Lombardi si sentì leggermente rincuorato.
«Ero grasso, ricorda bene. E questo mi escludeva un po’ da tutto, lo sa che se non fai sport le amicizie si riducono, le ragazze figuriamoci. Non ho grandi talenti, ma ricorda bene anche questo, professore: io sono testardo. E a quel sette, che per inciso fu l’unico che lei diede in tre anni di liceo, mi sono aggrappato.»
Massimo aggrottò la fronte:
«Aggrappato?»
«Sì, proprio così: aggrappato. Era l’unica eccellenza, l’unico vanto. Mi sono applicato, sono entrato a ingegneria. Mi sono laureato bene, e adesso sono stato assunto a Torino, costruiscono treni ad alta velocità. Sono venuto a salutare i miei, stanno a Marina Grande. E ho pensato a quel sette, e la volevo ringraziare. Tutto qui.»
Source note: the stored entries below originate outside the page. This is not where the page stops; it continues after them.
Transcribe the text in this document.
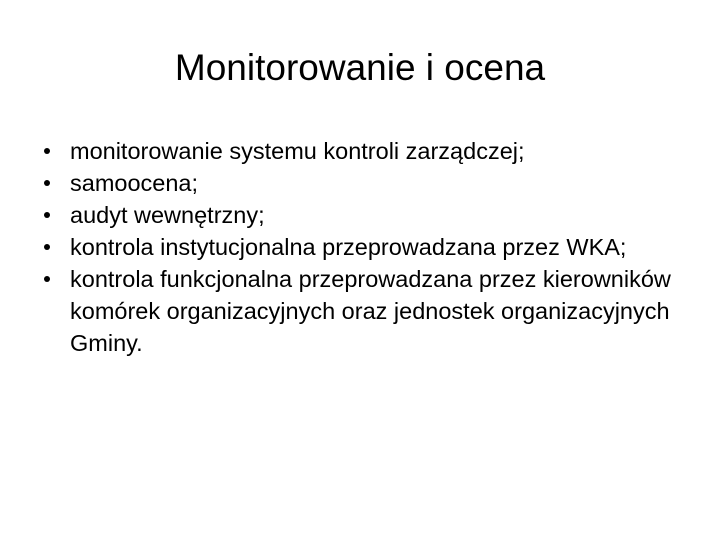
Monitorowanie i ocena
monitorowanie systemu kontroli zarządczej;
samoocena;
audyt wewnętrzny;
kontrola instytucjonalna przeprowadzana przez WKA;
kontrola funkcjonalna przeprowadzana przez kierowników komórek organizacyjnych oraz jednostek organizacyjnych Gminy.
Massimo lo fissava, senza alcuna espressione.
«Una camminata inutile, guaglio’. Io quel sette non te lo avrei messo mai, se non fosse stato esattamente il voto che ti meritavi. Come i tre e i due a quelle capre dei compagni tuoi, del resto. Quindi, non mi devi ringraziare.»
Il giovane sorrise:
«Esattamente quello che ero sicuro che mi avrebbe detto, professo’. Proprio con le stesse parole. E senza sorrisi, naturalmente. Ma se la ricorda, lei, l’ultima volta che ha sorriso?»
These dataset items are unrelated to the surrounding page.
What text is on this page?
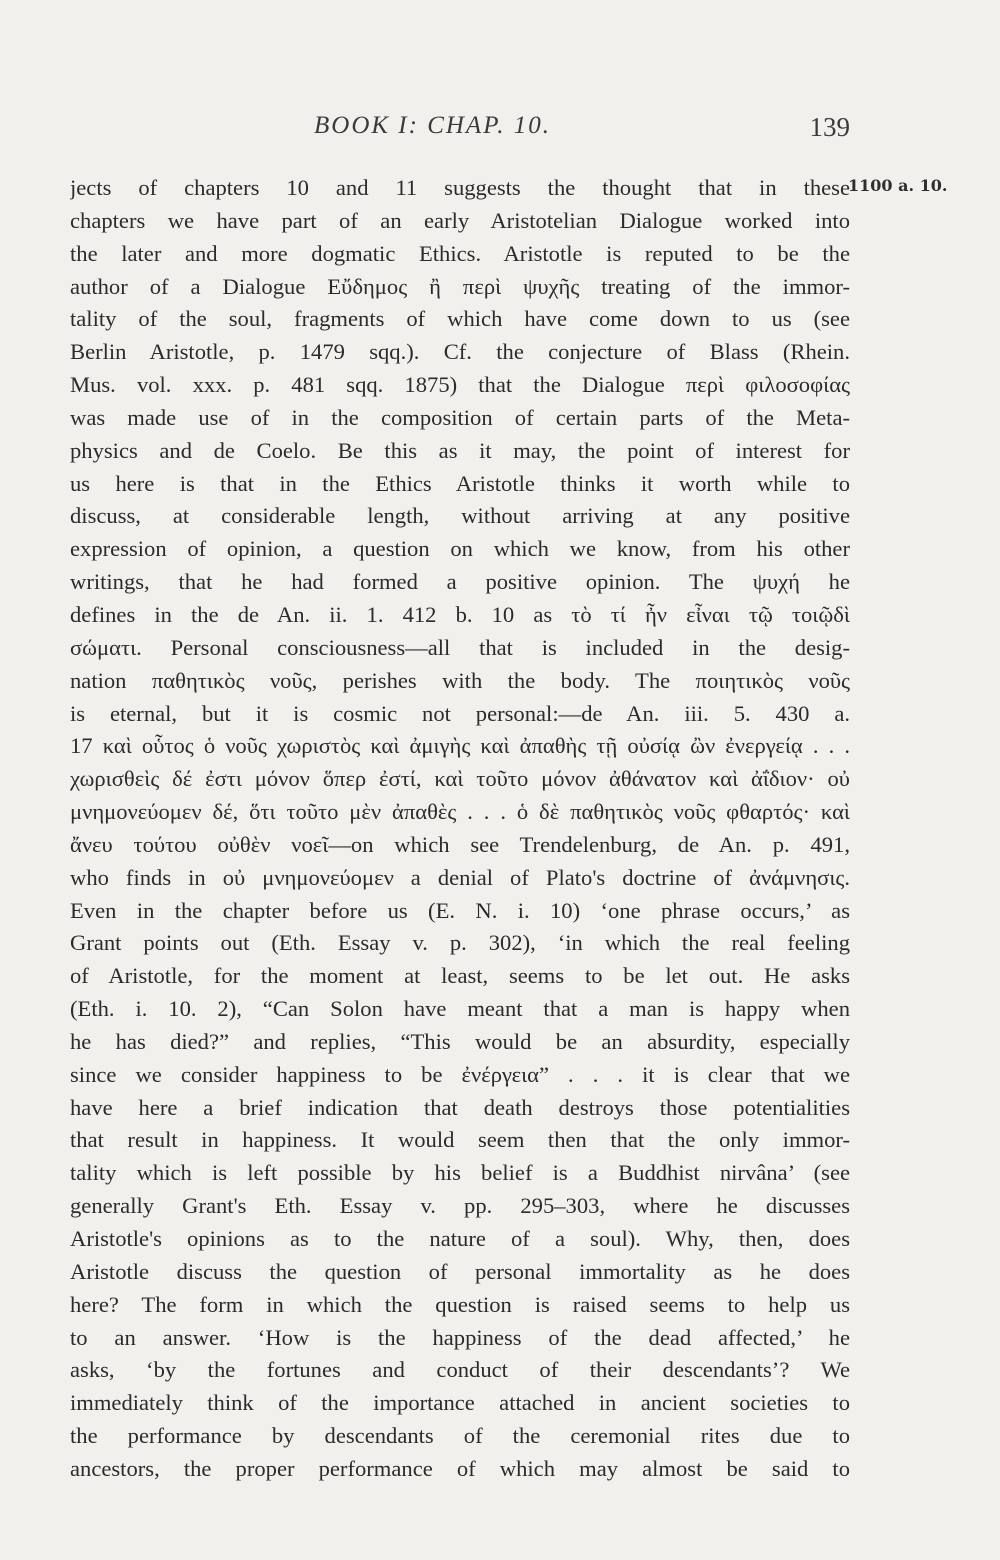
BOOK I: CHAP. 10.	139
1100 a. 10.
jects of chapters 10 and 11 suggests the thought that in these
chapters we have part of an early Aristotelian Dialogue worked into
the later and more dogmatic Ethics. Aristotle is reputed to be the
author of a Dialogue Εὔδημος ἢ περὶ ψυχῆς treating of the immor-
tality of the soul, fragments of which have come down to us (see
Berlin Aristotle, p. 1479 sqq.). Cf. the conjecture of Blass (Rhein.
Mus. vol. xxx. p. 481 sqq. 1875) that the Dialogue περὶ φιλοσοφίας
was made use of in the composition of certain parts of the Meta-
physics and de Coelo. Be this as it may, the point of interest for
us here is that in the Ethics Aristotle thinks it worth while to
discuss, at considerable length, without arriving at any positive
expression of opinion, a question on which we know, from his other
writings, that he had formed a positive opinion. The ψυχή he
defines in the de An. ii. 1. 412 b. 10 as τὸ τί ἦν εἶναι τῷ τοιῷδὶ
σώματι. Personal consciousness—all that is included in the desig-
nation παθητικὸς νοῦς, perishes with the body. The ποιητικὸς νοῦς
is eternal, but it is cosmic not personal:—de An. iii. 5. 430 a.
17 καὶ οὗτος ὁ νοῦς χωριστὸς καὶ ἀμιγὴς καὶ ἀπαθὴς τῇ οὐσίᾳ ὢν ἐνεργείᾳ . . .
χωρισθεὶς δέ ἐστι μόνον ὅπερ ἐστί, καὶ τοῦτο μόνον ἀθάνατον καὶ ἀΐδιον· οὐ
μνημονεύομεν δέ, ὅτι τοῦτο μὲν ἀπαθὲς . . . ὁ δὲ παθητικὸς νοῦς φθαρτός· καὶ
ἄνευ τούτου οὐθὲν νοεῖ—on which see Trendelenburg, de An. p. 491,
who finds in οὐ μνημονεύομεν a denial of Plato's doctrine of ἀνάμνησις.
Even in the chapter before us (E. N. i. 10) ‘one phrase occurs,’ as
Grant points out (Eth. Essay v. p. 302), ‘in which the real feeling
of Aristotle, for the moment at least, seems to be let out. He asks
(Eth. i. 10. 2), “Can Solon have meant that a man is happy when
he has died?” and replies, “This would be an absurdity, especially
since we consider happiness to be ἐνέργεια” . . . it is clear that we
have here a brief indication that death destroys those potentialities
that result in happiness. It would seem then that the only immor-
tality which is left possible by his belief is a Buddhist nirvâna’ (see
generally Grant's Eth. Essay v. pp. 295–303, where he discusses
Aristotle's opinions as to the nature of a soul). Why, then, does
Aristotle discuss the question of personal immortality as he does
here? The form in which the question is raised seems to help us
to an answer. ‘How is the happiness of the dead affected,’ he
asks, ‘by the fortunes and conduct of their descendants’? We
immediately think of the importance attached in ancient societies to
the performance by descendants of the ceremonial rites due to
ancestors, the proper performance of which may almost be said to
L’insegnante, o quello che era rimasto di lui come insegnante, si strinse nelle spalle:
«In questi anni di pensione ho capito che il sorriso è uno sforzo inutile, guaglio’. Basta il pensiero.»
Lombardi si alzò, approvando come se gli fosse stato impartito un insegnamento:
«A scuola ridevamo del suo nome: Massimo De Gaudio. Per uno che è il ritratto della tristezza, ci sembrava uno scherzo del destino.»
Massimo si alzò a sua volta, sovrastando l’ex studente di almeno quindici centimetri:
«E pure la tristezza è uno sforzo inutile. Come il vostro tentativo di pensare. Fai cose buone, guaglio’. E resta testardo, perché è l’unica cosa buona che tieni. Già tanto, tutto sommato.»
 
[da L’equazione del cuore di Maurizio de Giovanni, Mondadori, 2022]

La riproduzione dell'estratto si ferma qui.